VALENCIA, Spain — A subway train flipped off the tracks at high speed Monday in the Mediterranean port of Valencia, killing at least 41 people and injuring 47, officials and witnesses said.
Regional authorities and a witness said the train was going too fast when a wheel shattered on a curve approaching the Jesus station, derailing the first car.
Rescue workers hustled bloodied, sooty survivors out of the tunnel, where bodies were strewn. Anguished relatives waited outside the local morgue.
Prime Minister Jose Luis Rodriguez Zapatero cut short a visit to India. Pope Benedict XVI, who was to arrive in Valencia on Saturday for the Roman Catholic Church's World Meeting of the Families, prayed for the victims, the Vatican said.
Jorge Alvarez, secretary-general of the Independent Railway Union, said it was too early to determine whether human error was to blame. He said his union repeatedly had warned of safety problems on Valencia's 18-year-old subway system, particularly the No. 1 line. The driver was among those killed.
It was the second accident on the line in less than a year. A collision in September involving three trains left at least 30 people injured, four of them seriously.
Authorities ruled out terrorism as the cause of Monday's crash.
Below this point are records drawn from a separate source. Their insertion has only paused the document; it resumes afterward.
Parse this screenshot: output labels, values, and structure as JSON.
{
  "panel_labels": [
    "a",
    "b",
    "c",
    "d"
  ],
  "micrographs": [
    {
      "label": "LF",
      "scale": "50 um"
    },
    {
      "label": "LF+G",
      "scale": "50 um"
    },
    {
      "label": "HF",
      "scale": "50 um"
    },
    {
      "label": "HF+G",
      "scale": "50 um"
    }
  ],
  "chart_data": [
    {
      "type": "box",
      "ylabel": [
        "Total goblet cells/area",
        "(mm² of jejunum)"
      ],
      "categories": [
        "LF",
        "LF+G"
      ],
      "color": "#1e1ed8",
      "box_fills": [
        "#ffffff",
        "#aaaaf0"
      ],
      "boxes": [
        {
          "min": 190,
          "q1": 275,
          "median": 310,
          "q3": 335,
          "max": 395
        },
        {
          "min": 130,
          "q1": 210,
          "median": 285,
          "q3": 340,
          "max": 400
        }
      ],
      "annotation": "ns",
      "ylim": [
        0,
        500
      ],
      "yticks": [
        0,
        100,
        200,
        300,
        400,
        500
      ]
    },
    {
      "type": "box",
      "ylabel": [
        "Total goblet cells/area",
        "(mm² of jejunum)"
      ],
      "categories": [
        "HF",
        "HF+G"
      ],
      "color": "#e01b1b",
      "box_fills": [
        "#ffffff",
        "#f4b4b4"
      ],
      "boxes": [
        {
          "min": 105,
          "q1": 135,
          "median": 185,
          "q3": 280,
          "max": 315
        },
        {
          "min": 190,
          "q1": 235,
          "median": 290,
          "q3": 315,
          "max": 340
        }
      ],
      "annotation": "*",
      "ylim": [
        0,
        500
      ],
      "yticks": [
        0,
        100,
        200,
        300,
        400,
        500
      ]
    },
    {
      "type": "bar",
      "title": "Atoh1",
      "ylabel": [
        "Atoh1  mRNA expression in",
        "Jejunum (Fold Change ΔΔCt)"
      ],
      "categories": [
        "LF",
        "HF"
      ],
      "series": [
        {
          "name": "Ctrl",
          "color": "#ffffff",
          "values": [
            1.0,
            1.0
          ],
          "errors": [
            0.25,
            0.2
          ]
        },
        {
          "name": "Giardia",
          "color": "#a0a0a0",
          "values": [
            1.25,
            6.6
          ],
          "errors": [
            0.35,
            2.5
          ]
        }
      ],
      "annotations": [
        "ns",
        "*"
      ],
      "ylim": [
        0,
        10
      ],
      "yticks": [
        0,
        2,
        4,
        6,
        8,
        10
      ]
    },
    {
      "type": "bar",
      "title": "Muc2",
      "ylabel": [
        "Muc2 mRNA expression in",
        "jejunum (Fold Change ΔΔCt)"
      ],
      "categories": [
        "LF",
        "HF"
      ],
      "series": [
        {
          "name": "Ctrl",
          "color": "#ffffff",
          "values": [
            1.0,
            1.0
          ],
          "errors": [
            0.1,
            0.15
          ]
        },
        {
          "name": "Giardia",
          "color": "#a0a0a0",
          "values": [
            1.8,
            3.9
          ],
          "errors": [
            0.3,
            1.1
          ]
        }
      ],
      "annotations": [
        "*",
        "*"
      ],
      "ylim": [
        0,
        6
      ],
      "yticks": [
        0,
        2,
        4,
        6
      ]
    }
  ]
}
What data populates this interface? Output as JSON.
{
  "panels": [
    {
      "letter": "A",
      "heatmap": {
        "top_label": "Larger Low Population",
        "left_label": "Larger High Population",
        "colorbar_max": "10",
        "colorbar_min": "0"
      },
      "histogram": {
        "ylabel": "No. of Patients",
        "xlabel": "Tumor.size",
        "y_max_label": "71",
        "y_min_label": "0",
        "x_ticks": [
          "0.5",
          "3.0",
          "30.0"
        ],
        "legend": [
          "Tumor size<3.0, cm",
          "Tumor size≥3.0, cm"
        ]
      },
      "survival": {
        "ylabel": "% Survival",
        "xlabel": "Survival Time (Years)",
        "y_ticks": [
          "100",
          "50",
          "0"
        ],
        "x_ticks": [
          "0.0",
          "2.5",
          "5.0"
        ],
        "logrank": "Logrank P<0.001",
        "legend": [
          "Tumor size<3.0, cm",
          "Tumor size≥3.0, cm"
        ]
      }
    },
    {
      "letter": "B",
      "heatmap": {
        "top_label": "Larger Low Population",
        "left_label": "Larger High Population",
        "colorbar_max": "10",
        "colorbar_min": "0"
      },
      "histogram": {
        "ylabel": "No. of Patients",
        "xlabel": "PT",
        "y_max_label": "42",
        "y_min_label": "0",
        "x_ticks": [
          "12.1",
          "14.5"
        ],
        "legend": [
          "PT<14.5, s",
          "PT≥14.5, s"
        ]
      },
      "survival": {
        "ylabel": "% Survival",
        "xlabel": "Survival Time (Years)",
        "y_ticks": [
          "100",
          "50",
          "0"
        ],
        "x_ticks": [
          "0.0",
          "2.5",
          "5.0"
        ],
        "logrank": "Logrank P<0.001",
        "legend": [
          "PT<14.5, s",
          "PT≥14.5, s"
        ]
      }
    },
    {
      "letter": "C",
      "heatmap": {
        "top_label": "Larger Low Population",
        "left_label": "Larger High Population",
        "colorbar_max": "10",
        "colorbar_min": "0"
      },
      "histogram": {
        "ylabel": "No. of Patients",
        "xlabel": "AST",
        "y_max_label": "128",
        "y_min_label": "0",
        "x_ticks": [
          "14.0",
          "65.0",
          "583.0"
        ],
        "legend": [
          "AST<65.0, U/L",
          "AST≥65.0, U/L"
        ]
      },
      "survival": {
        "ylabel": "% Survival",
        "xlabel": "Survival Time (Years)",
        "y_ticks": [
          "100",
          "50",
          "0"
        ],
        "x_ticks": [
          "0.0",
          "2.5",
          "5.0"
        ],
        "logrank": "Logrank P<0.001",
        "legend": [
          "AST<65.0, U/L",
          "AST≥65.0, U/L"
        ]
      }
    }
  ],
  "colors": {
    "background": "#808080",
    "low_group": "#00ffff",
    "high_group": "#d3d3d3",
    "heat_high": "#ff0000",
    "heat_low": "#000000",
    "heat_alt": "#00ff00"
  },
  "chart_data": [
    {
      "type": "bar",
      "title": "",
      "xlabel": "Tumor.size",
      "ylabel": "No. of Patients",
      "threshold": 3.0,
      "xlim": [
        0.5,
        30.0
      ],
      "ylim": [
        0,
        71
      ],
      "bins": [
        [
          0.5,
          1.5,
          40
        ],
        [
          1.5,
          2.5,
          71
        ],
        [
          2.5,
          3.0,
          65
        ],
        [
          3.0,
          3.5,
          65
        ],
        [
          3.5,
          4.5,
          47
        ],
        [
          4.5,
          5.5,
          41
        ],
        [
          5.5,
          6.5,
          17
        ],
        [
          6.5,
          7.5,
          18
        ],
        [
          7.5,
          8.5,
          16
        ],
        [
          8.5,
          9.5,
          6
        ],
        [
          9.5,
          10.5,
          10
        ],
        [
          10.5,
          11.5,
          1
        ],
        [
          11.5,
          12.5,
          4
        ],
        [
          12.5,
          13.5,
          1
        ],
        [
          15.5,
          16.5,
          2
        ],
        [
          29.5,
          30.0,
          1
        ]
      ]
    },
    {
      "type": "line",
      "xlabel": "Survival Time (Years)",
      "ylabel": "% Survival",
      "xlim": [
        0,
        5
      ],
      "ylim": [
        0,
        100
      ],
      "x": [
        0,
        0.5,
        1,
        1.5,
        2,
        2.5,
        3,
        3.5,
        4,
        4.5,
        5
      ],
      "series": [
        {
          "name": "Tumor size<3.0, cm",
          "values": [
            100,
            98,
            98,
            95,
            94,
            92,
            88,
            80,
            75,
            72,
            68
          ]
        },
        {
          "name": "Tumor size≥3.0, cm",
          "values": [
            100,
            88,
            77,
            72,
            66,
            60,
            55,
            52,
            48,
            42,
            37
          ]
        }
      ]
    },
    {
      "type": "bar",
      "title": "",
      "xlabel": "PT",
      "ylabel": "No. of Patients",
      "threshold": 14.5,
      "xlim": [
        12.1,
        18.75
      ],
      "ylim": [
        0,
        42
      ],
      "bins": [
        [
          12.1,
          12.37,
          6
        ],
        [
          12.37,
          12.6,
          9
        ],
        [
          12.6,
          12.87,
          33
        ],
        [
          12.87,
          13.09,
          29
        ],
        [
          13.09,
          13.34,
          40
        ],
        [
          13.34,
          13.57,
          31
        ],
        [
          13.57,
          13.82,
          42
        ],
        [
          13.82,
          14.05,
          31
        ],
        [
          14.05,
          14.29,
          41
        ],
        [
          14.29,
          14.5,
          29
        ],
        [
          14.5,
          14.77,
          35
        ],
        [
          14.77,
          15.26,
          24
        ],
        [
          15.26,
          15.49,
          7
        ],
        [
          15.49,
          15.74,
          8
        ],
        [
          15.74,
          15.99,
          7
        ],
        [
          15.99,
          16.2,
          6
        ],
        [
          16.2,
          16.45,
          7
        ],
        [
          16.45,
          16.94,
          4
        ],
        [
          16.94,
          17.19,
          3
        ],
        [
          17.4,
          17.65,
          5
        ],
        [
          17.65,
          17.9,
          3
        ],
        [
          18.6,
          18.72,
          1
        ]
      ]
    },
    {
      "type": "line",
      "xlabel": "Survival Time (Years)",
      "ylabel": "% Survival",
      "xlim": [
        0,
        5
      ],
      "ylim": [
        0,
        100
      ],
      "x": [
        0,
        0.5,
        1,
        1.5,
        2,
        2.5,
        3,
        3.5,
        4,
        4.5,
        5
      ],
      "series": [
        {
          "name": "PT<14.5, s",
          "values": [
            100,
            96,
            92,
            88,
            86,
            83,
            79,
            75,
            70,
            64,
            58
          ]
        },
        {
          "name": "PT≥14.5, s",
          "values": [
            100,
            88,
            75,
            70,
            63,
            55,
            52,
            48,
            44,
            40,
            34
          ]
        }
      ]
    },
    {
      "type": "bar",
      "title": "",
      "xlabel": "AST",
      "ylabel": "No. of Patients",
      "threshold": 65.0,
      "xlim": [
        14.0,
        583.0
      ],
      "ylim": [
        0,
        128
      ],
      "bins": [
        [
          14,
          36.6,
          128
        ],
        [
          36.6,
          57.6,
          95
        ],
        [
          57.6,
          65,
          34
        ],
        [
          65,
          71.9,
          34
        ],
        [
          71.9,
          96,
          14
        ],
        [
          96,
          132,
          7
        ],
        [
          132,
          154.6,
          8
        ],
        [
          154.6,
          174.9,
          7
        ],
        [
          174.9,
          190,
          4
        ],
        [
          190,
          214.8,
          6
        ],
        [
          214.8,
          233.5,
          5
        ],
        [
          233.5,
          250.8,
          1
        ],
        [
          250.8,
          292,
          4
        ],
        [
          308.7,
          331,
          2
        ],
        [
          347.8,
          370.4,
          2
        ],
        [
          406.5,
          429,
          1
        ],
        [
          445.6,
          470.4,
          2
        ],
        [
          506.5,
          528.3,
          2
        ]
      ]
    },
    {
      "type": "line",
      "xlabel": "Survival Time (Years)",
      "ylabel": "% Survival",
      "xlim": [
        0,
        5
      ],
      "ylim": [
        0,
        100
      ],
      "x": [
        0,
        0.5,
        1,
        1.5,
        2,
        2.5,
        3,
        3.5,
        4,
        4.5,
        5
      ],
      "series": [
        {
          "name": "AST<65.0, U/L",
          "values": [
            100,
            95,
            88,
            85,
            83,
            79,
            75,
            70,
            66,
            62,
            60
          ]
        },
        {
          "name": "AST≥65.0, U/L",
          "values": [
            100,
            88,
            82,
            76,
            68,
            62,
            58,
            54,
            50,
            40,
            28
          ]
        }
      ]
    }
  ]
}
On March 11, 2004, Islamist militants bombed several commuter trains in the capital, Madrid, killing 191 people and injuring more than 1,500.
"The train began to go faster than usual and started to move from one side to the other," Cesar Hernandez Nunez, a 21-year-old student traveling in the second car, told the El Mundo newspaper. "Right after that it was chaos."
Some of the dead were still inside the derailed car hours after the accident, said Vicente Rambla of the regional Interior Ministry. About 150 people were evacuated from the Jesus station, authorities said.
Valencia's subway system was used by about 165,000 people a day last year, according to its website. The system has four lines and 116 stations.